What's known on the subject? and What does the study add?
The literature yielded only four studies on the subject; however, no clear outcome can be taken from individual studies.
This review adds a meta-analysis of these four studies to make the patient cohort larger and to allow for a greater understanding of the procedure in this select group of patients.
- • To compare the safety and efficacy of laparoscopic partial nephrectomy (LPN) in obese and non-obese patients.
- • We searched the Cochrane Central Register of Controlled Trials (CENTRAL), MEDLINE (1966 to November 2011), EMBASE (1980 to November 2011), CINAHL, Clinicaltrials.gov, Google Scholar, reference lists of articles and abstracts from conference proceedings without language restriction for studies comparing LPN in obese and non-obese patients.
- • Four observational cohort studies were included for 256 obese patients compared with 403 non-obese patients who underwent LPN.
- • There was no difference in operative duration (mean difference [MD] 5.64, 95% confidence interval [CI]–3.80 to 15.09), warm ischaemic time (MD –1.04, 95% CI –2.68 to 0.59), estimated blood loss (MD 53.73, 95% CI 0.72–106.74) or hospital stay (MD –0.04, 95% CI –0.30 to 0.22).
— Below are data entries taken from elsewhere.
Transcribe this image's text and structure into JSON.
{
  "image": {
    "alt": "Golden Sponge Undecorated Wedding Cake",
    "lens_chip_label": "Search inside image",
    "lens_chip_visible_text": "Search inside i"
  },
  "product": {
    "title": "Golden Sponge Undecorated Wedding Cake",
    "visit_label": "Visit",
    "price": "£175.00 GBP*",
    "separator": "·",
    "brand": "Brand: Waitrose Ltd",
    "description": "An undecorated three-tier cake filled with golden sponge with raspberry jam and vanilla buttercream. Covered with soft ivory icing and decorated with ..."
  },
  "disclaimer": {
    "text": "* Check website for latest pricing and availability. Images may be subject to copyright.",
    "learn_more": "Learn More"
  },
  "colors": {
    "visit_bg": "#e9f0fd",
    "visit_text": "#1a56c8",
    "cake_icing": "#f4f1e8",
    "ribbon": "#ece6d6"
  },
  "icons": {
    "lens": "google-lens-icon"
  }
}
- • There was no difference in complications in total (odds ratio [OR] 1.02, 95% CI 0.70–1.49), intraoperative complications (OR 0.68, 95% CI 0.30–1.53), or postoperative complications (OR 1.15, 95% CI 0.75–1.77).
- • The obese group had significantly more Clavien grade III complications (OR 3.95, 95% CI 1.36–11.42), despite the low absolute incidence, with 4.3% (11/256) in the obese group vs 1.5% (6/403) in the non-obese group.
- • Experienced laparoscopic surgeons can safely and efficiently perform PN for obese patients with comparable results to those of non-obese patients.
- • The likelihood of major (Clavien Classification ≥ III) complications is higher for the obese patient.